Trust, data, and emerging technologies

IT@Cornell

Elaine Westbrooks speaking at an April 2 panel about data at Cornell.
Elaine Westbrooks speaking at an April 2 panel about data at Cornell.

On April 2, 2025, more than 400 Cornell community members gathered to examine individual and collective responsibility regarding how data are stored, used, interrogated, and verified. The day was spent bringing together the community to seriously explore and discuss the critical role of data in research, teaching and learning, higher education, and society. 

In his welcome, Chief Information Officer Ben Maddox noted that Cornell began collecting data over 160 years ago in its earliest classroom interactions between faculty and students.

“Today, we’re going to be talking about trust and data and tools for a changing world,” said Maddox. “The fact that there is now more data collected on the devices we hold in our hands than in a data center 15 years ago is an astounding evolution of the role of data in society.”

Librarians in the Digital Age

Opening the talks, Elaine Westbrooks reflected on the responsibilities of librarians to archive data in a way that preserves it and keeps it accessible for the long term. Westbrooks, Cornell’s Carl A. Kroch University Librarian, said librarians know that data loss is inevitable, but they remain focused on the big picture of long-time preservation of materials.

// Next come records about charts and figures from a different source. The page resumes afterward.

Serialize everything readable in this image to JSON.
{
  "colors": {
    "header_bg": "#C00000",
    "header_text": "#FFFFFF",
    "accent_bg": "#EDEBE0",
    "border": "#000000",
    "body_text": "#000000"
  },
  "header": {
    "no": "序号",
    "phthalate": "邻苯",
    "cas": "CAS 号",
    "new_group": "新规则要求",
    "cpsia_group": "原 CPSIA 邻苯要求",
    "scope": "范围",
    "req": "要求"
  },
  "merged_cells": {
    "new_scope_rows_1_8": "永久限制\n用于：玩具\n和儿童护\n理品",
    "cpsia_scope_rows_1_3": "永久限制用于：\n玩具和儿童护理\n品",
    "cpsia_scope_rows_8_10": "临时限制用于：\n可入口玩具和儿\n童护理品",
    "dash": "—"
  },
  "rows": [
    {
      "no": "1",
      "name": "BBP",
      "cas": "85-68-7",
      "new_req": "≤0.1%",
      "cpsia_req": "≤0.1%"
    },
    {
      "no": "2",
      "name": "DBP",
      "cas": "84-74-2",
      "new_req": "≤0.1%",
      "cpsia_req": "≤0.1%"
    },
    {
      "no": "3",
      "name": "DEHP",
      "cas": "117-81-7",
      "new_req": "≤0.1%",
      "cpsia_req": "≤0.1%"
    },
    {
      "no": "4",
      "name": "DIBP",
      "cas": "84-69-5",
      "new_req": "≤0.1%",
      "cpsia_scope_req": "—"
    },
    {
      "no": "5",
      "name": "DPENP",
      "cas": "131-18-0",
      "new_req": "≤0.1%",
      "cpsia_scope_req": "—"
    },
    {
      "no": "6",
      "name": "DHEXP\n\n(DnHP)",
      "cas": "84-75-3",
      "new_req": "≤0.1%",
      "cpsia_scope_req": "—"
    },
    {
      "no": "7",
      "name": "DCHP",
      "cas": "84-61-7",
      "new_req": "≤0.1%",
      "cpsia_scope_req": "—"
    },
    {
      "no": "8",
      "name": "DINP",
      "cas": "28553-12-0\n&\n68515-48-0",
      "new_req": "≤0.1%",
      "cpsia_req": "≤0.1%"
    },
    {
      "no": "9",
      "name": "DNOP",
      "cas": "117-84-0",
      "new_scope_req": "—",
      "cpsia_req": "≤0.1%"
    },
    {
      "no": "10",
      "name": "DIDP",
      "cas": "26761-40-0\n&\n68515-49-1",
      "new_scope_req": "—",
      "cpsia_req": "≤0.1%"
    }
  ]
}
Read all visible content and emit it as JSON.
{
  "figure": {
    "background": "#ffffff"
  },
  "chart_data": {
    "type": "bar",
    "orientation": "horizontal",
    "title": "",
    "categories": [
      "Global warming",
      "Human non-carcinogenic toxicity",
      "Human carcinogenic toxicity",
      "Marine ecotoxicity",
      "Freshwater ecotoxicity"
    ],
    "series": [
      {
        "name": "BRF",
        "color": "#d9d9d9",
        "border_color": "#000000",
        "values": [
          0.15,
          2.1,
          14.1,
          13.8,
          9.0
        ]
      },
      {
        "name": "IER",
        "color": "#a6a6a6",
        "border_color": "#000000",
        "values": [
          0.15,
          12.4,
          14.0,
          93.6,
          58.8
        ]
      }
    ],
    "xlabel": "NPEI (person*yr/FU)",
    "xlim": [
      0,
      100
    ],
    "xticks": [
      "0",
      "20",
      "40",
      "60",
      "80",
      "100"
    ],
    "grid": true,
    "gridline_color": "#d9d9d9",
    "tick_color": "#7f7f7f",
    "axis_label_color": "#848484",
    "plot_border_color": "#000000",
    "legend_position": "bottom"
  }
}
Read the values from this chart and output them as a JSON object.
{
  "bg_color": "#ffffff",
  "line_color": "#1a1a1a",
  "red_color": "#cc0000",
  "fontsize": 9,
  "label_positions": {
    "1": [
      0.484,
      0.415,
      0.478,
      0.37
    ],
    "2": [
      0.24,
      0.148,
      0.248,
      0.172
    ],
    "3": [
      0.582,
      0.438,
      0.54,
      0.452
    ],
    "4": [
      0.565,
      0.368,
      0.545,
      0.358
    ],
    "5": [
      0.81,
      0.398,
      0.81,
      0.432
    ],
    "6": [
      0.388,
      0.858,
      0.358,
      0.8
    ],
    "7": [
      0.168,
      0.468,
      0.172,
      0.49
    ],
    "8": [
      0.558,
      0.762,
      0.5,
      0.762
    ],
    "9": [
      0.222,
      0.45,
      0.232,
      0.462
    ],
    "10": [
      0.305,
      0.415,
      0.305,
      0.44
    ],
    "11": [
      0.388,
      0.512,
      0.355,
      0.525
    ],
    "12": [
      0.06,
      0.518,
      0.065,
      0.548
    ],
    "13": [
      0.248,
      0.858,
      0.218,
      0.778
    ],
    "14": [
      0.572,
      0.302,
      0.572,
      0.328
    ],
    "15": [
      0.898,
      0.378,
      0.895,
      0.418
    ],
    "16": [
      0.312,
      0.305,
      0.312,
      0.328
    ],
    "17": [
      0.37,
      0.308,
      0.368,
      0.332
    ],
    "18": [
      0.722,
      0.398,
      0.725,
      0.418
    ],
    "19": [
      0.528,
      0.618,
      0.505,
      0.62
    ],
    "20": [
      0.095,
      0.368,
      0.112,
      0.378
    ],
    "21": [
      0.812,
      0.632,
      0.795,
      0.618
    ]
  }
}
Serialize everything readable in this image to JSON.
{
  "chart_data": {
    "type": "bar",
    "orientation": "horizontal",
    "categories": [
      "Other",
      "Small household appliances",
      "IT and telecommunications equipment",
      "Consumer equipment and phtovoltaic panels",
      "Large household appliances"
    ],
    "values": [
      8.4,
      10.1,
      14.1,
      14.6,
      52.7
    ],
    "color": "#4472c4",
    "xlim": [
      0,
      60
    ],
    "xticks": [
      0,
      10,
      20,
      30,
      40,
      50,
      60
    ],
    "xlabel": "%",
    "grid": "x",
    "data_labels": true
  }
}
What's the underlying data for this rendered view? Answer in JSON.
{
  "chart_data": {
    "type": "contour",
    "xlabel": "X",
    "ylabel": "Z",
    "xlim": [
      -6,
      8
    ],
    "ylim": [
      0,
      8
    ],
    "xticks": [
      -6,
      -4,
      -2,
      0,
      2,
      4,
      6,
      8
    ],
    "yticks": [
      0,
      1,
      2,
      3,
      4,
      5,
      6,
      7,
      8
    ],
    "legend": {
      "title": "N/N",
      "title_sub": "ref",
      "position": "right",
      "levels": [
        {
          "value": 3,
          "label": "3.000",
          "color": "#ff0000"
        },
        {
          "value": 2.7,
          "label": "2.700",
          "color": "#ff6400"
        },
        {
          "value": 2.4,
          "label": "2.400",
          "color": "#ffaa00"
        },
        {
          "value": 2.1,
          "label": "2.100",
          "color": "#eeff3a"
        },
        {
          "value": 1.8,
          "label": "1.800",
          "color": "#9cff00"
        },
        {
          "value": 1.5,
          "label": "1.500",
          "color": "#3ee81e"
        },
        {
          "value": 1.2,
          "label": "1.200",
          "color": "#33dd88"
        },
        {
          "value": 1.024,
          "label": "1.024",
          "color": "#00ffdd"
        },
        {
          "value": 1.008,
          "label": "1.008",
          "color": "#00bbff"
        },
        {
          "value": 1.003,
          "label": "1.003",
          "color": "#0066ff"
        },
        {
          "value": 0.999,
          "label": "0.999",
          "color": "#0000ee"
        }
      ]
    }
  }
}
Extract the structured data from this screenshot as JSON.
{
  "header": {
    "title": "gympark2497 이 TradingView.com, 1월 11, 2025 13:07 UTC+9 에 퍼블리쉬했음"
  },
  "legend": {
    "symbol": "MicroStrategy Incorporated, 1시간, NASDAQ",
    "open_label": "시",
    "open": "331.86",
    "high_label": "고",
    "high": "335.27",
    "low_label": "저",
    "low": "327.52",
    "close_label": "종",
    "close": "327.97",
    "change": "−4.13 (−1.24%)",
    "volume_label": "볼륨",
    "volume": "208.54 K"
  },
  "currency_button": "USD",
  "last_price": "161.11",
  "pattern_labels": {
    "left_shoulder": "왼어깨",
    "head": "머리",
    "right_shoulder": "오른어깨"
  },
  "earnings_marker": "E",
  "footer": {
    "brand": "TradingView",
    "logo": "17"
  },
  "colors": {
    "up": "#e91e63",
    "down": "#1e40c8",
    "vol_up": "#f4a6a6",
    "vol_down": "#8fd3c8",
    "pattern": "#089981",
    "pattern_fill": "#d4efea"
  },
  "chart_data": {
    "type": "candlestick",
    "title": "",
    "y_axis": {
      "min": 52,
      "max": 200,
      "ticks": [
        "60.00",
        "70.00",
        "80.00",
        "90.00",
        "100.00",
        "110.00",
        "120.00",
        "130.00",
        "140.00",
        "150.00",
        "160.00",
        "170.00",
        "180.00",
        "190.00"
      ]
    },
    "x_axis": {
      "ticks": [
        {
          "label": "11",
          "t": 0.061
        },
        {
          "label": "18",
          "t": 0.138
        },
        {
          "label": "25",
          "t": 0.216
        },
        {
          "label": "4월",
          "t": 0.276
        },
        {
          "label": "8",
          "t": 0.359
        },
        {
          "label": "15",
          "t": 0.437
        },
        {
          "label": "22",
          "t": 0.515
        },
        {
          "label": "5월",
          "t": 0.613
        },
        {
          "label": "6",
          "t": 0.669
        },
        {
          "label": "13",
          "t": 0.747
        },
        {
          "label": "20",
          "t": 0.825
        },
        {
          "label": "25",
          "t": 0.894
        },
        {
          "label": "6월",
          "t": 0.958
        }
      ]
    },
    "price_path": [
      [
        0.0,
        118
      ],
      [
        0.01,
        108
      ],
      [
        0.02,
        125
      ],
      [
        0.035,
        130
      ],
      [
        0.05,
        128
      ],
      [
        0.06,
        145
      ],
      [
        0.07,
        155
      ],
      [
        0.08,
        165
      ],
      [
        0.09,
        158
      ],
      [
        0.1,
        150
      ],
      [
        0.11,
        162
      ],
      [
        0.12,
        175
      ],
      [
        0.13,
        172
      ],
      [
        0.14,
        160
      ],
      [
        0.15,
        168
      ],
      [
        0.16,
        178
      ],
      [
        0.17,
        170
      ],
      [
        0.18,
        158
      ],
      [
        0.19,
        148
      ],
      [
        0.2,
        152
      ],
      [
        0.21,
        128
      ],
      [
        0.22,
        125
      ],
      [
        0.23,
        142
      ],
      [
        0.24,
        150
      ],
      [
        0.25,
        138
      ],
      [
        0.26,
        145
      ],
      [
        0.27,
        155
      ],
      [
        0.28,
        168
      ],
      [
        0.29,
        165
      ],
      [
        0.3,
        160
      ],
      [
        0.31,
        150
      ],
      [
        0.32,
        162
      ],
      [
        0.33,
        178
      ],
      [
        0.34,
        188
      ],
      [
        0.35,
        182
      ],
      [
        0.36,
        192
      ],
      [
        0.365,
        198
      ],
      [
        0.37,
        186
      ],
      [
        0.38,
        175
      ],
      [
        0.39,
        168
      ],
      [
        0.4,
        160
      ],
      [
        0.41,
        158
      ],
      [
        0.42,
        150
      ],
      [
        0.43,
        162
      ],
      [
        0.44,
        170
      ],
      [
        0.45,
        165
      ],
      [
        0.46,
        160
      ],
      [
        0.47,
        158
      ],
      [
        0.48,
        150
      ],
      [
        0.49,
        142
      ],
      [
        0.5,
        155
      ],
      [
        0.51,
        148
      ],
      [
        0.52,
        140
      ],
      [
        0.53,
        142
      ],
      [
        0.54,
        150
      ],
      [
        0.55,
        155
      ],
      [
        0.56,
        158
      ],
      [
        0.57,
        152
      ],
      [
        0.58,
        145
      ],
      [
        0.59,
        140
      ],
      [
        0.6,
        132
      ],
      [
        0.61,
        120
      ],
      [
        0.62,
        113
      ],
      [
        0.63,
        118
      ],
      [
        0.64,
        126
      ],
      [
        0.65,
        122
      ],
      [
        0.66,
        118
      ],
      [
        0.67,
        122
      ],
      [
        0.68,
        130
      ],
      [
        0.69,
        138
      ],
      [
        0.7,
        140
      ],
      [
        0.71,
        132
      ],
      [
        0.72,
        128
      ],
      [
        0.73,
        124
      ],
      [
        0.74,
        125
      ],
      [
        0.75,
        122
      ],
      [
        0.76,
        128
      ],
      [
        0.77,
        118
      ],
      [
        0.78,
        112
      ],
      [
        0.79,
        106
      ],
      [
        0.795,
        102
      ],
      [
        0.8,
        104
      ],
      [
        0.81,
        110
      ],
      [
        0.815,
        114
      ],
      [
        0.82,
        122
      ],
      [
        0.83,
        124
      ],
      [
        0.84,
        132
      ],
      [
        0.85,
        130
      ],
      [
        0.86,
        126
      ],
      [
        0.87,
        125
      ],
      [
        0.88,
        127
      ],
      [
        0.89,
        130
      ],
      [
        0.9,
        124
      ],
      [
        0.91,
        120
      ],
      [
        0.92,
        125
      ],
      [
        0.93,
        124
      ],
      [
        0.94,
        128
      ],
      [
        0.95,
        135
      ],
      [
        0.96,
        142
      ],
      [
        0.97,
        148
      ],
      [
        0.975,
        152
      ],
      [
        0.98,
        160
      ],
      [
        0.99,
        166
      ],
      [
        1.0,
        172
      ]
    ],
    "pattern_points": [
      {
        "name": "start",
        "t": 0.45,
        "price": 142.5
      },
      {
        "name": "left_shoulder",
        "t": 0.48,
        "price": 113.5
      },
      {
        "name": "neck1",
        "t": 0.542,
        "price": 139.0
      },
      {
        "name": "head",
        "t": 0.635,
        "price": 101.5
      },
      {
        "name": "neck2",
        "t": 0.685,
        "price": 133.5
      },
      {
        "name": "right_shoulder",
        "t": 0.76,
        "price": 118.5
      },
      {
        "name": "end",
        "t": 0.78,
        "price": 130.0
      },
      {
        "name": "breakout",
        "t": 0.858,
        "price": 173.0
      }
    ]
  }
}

She said, “When we acquire things in the library, we don’t always know how they’re going to be used. They can be used by a whole different set of researchers in different disciplines. When you acquire something in the 1800s and look at it in 2025, it’s a very different environment, a different historical context.”

Anyone thinking about administrative and operational data will recognize the challenge libraries face in capturing data that will later be dated or seen differently contextually. Adding to that complexity is how ephemeral data feels today when viewed through lenses like search engines and changing technologies. 

“To steward, archive, curate, preserve, and care for data for today and future generations is work that we take very seriously. It’s our mission to preserve human knowledge, and particularly the scholarly record,” said Westbrooks.

She also spoke of balancing stewardship, persistence, and adaptability with the demands of serving as a research library.

“We have to consistently be impactful, add value, and make sure that when people come to Cornell, they actually get a better education because we have a wonderful world-class library with world-class librarians and archivists who are defining what it means to be a library in a digital age. We’re that ship built not to just sit close to the shore but to go out into the rough waters. That is how we innovate and how we change the profession,” she said.